Business

Bakers reject Hostess restructuring plan

Hostess bakers soundly rejected a restructuring plan yesterday aimed at saving the bankrupt maker of Wonder Bread and Twinkies.

The move, not unexpected, follows a vote by members of the Teamsters, a second Hostess union, that narrowly approved the proposal that will cut wages and benefits.

The bakers’ union vote leaves the fate of America’s biggest bakery uncertain.

Bakery union members in all but one of its 35 plants have rejected the deal, Hostess CEO Gregory Rayburn told The Post.

Each plant has several locals and they take their own actions.

Yet, the 5,000 Hostess Bakery, Confectionery, Tobacco Workers and Grain Millers Union workers have acted in concert.

Rayburn said he would attempt to force the new Teamsters-approved contract on the bakers at an Oct. 3 bankruptcy hearing.

Rayburn said he needs to act quickly because the company’s lenders will not keep funding the business if he tries to negotiate a separate deal with the bakers.
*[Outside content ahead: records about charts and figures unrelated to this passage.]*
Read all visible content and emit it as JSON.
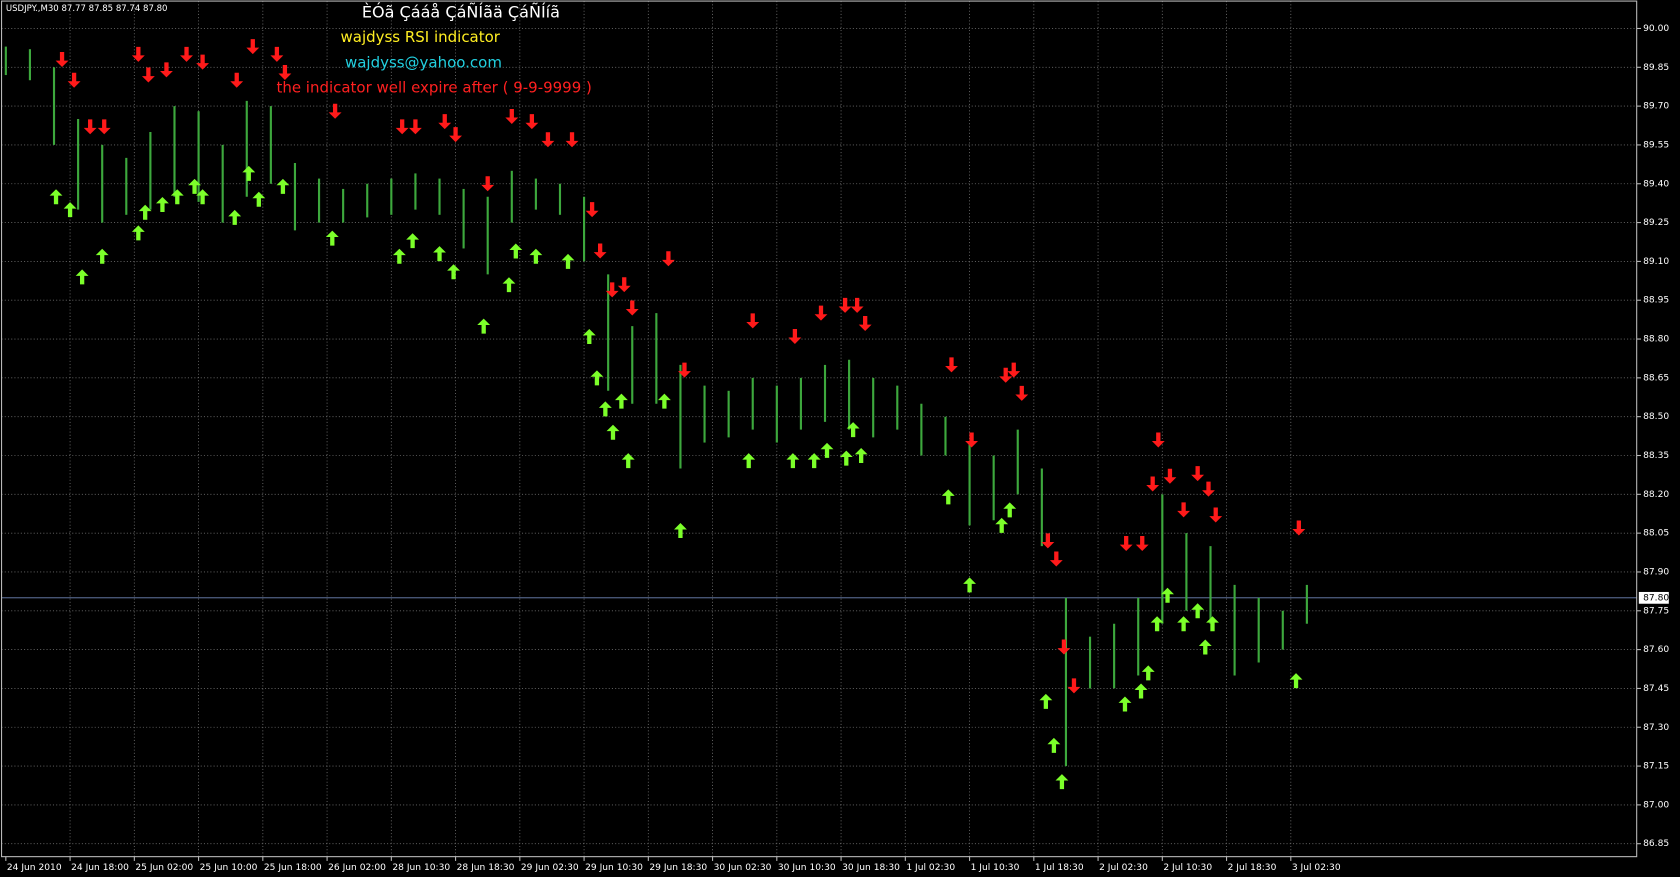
{
  "chart_data": {
    "type": "price-bars",
    "symbol_header": "USDJPY.,M30  87.77 87.85 87.74 87.80",
    "title": "ÈÓã Çááå ÇáÑÍãä ÇáÑÍíã",
    "subtitle": "wajdyss RSI indicator",
    "email": "wajdyss@yahoo.com",
    "annotation": "the indicator well expire after ( 9-9-9999 )",
    "color": "#3da83d",
    "grid": true,
    "xlim": [
      0,
      406
    ],
    "ylim": [
      86.8,
      90.11
    ],
    "yticks": [
      {
        "value": 90,
        "label": "90.00"
      },
      89.85,
      {
        "value": 89.7,
        "label": "89.70"
      },
      89.55,
      {
        "value": 89.4,
        "label": "89.40"
      },
      89.25,
      {
        "value": 89.1,
        "label": "89.10"
      },
      88.95,
      {
        "value": 88.8,
        "label": "88.80"
      },
      88.65,
      {
        "value": 88.5,
        "label": "88.50"
      },
      88.35,
      {
        "value": 88.2,
        "label": "88.20"
      },
      88.05,
      {
        "value": 87.9,
        "label": "87.90"
      },
      87.75,
      {
        "value": 87.6,
        "label": "87.60"
      },
      87.45,
      {
        "value": 87.3,
        "label": "87.30"
      },
      87.15,
      {
        "value": 87,
        "label": "87.00"
      },
      86.85
    ],
    "xticks": [
      {
        "value": 0,
        "label": "24 Jun 2010"
      },
      {
        "value": 16,
        "label": "24 Jun 18:00"
      },
      {
        "value": 32,
        "label": "25 Jun 02:00"
      },
      {
        "value": 48,
        "label": "25 Jun 10:00"
      },
      {
        "value": 64,
        "label": "25 Jun 18:00"
      },
      {
        "value": 80,
        "label": "26 Jun 02:00"
      },
      {
        "value": 96,
        "label": "28 Jun 10:30"
      },
      {
        "value": 112,
        "label": "28 Jun 18:30"
      },
      {
        "value": 128,
        "label": "29 Jun 02:30"
      },
      {
        "value": 144,
        "label": "29 Jun 10:30"
      },
      {
        "value": 160,
        "label": "29 Jun 18:30"
      },
      {
        "value": 176,
        "label": "30 Jun 02:30"
      },
      {
        "value": 192,
        "label": "30 Jun 10:30"
      },
      {
        "value": 208,
        "label": "30 Jun 18:30"
      },
      {
        "value": 224,
        "label": "1 Jul 02:30"
      },
      {
        "value": 240,
        "label": "1 Jul 10:30"
      },
      {
        "value": 256,
        "label": "1 Jul 18:30"
      },
      {
        "value": 272,
        "label": "2 Jul 02:30"
      },
      {
        "value": 288,
        "label": "2 Jul 10:30"
      },
      {
        "value": 304,
        "label": "2 Jul 18:30"
      },
      {
        "value": 320,
        "label": "3 Jul 02:30"
      }
    ],
    "current_price": {
      "value": 87.8,
      "label": "87.80"
    },
    "x": [
      0,
      6,
      12,
      18,
      24,
      30,
      36,
      42,
      48,
      54,
      60,
      66,
      72,
      78,
      84,
      90,
      96,
      102,
      108,
      114,
      120,
      126,
      132,
      138,
      144,
      150,
      156,
      162,
      168,
      174,
      180,
      186,
      192,
      198,
      204,
      210,
      216,
      222,
      228,
      234,
      240,
      246,
      252,
      258,
      264,
      270,
      276,
      282,
      288,
      294,
      300,
      306,
      312,
      318,
      324
    ],
    "high": [
      89.93,
      89.92,
      89.85,
      89.65,
      89.55,
      89.5,
      89.6,
      89.7,
      89.68,
      89.55,
      89.72,
      89.7,
      89.48,
      89.42,
      89.38,
      89.4,
      89.42,
      89.44,
      89.42,
      89.38,
      89.35,
      89.45,
      89.42,
      89.4,
      89.35,
      89.05,
      88.85,
      88.9,
      88.7,
      88.62,
      88.6,
      88.65,
      88.62,
      88.65,
      88.7,
      88.72,
      88.65,
      88.62,
      88.55,
      88.5,
      88.4,
      88.35,
      88.45,
      88.3,
      87.8,
      87.65,
      87.7,
      87.8,
      88.2,
      88.05,
      88.0,
      87.85,
      87.8,
      87.75,
      87.85
    ],
    "low": [
      89.82,
      89.8,
      89.55,
      89.3,
      89.25,
      89.28,
      89.3,
      89.35,
      89.33,
      89.25,
      89.35,
      89.4,
      89.22,
      89.25,
      89.25,
      89.27,
      89.28,
      89.3,
      89.28,
      89.15,
      89.05,
      89.25,
      89.3,
      89.28,
      89.1,
      88.6,
      88.55,
      88.55,
      88.3,
      88.4,
      88.42,
      88.45,
      88.4,
      88.45,
      88.48,
      88.45,
      88.42,
      88.45,
      88.35,
      88.35,
      88.08,
      88.1,
      88.2,
      88.0,
      87.15,
      87.45,
      87.45,
      87.5,
      87.7,
      87.75,
      87.7,
      87.5,
      87.55,
      87.6,
      87.7
    ],
    "sell_signals": {
      "color": "#ff1a1a",
      "x": [
        14,
        17,
        21,
        24.5,
        33,
        35.5,
        40,
        45,
        49,
        57.5,
        61.5,
        67.5,
        69.5,
        82,
        98.7,
        102,
        109.3,
        112,
        120,
        126,
        131,
        135,
        141,
        146,
        148,
        151,
        154,
        156,
        165,
        169,
        186,
        196.5,
        203,
        209,
        212,
        214,
        235.5,
        240.5,
        249,
        251,
        253,
        259.5,
        261.6,
        263.5,
        266,
        279,
        283,
        285.6,
        287,
        289.9,
        293.3,
        296.8,
        299.5,
        301.3,
        322
      ],
      "values": [
        89.88,
        89.8,
        89.62,
        89.62,
        89.9,
        89.82,
        89.84,
        89.9,
        89.87,
        89.8,
        89.93,
        89.9,
        89.83,
        89.68,
        89.62,
        89.62,
        89.64,
        89.59,
        89.4,
        89.66,
        89.64,
        89.57,
        89.57,
        89.3,
        89.14,
        88.99,
        89.01,
        88.92,
        89.11,
        88.68,
        88.87,
        88.81,
        88.9,
        88.93,
        88.93,
        88.86,
        88.7,
        88.41,
        88.66,
        88.68,
        88.59,
        88.02,
        87.95,
        87.61,
        87.46,
        88.01,
        88.01,
        88.24,
        88.41,
        88.27,
        88.14,
        88.28,
        88.22,
        88.12,
        88.07
      ]
    },
    "buy_signals": {
      "color": "#7cff2a",
      "x": [
        12.5,
        16,
        19,
        24,
        33,
        34.7,
        39,
        42.7,
        47,
        49,
        57,
        60.5,
        63,
        69,
        81.3,
        98,
        101.3,
        108,
        111.5,
        119,
        125.3,
        127,
        132,
        140,
        145.3,
        147.2,
        149.3,
        151.2,
        153.3,
        155,
        164,
        168,
        185,
        196,
        201.3,
        204.5,
        209.3,
        211,
        213,
        234.7,
        240,
        248,
        250,
        259,
        261,
        263,
        278.7,
        282.7,
        284.5,
        286.7,
        289.3,
        293.3,
        296.8,
        298.7,
        300.5,
        321.3
      ],
      "values": [
        89.35,
        89.3,
        89.04,
        89.12,
        89.21,
        89.29,
        89.32,
        89.35,
        89.39,
        89.35,
        89.27,
        89.44,
        89.34,
        89.39,
        89.19,
        89.12,
        89.18,
        89.13,
        89.06,
        88.85,
        89.01,
        89.14,
        89.12,
        89.1,
        88.81,
        88.65,
        88.53,
        88.44,
        88.56,
        88.33,
        88.56,
        88.06,
        88.33,
        88.33,
        88.33,
        88.37,
        88.34,
        88.45,
        88.35,
        88.19,
        87.85,
        88.08,
        88.14,
        87.4,
        87.23,
        87.09,
        87.39,
        87.44,
        87.51,
        87.7,
        87.81,
        87.7,
        87.75,
        87.61,
        87.7,
        87.48
      ]
    }
  }
}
If Hostess gains approval to force the proposed contract on the bakers, as expected, then it would be up to the bakers whether to strike.

The CEO said the company could not survive a bakers’ strike for any length of time.

“It would take one month [with new hires] to return production to normal levels,” a Hostess source said.

It was the Teamsters and the company’s creditors that spent all this year negotiating a new labor agreement, while the bakers’ union largely stayed on the sidelines.

The company believes by cutting pay and commissions by 8 percent in the first year, along with pension benefits, it will have the financial breathing room to invest heavily in capital expenditures and catch up on years of neglect.

By the third year of the labor agreement, Hostess would increase wages and start making some pension contributions. It’s imperative that Hostess will have improved operations by then since it could not survive at that time with the current rate of earnings and the savings from lowered labor costs, sources said.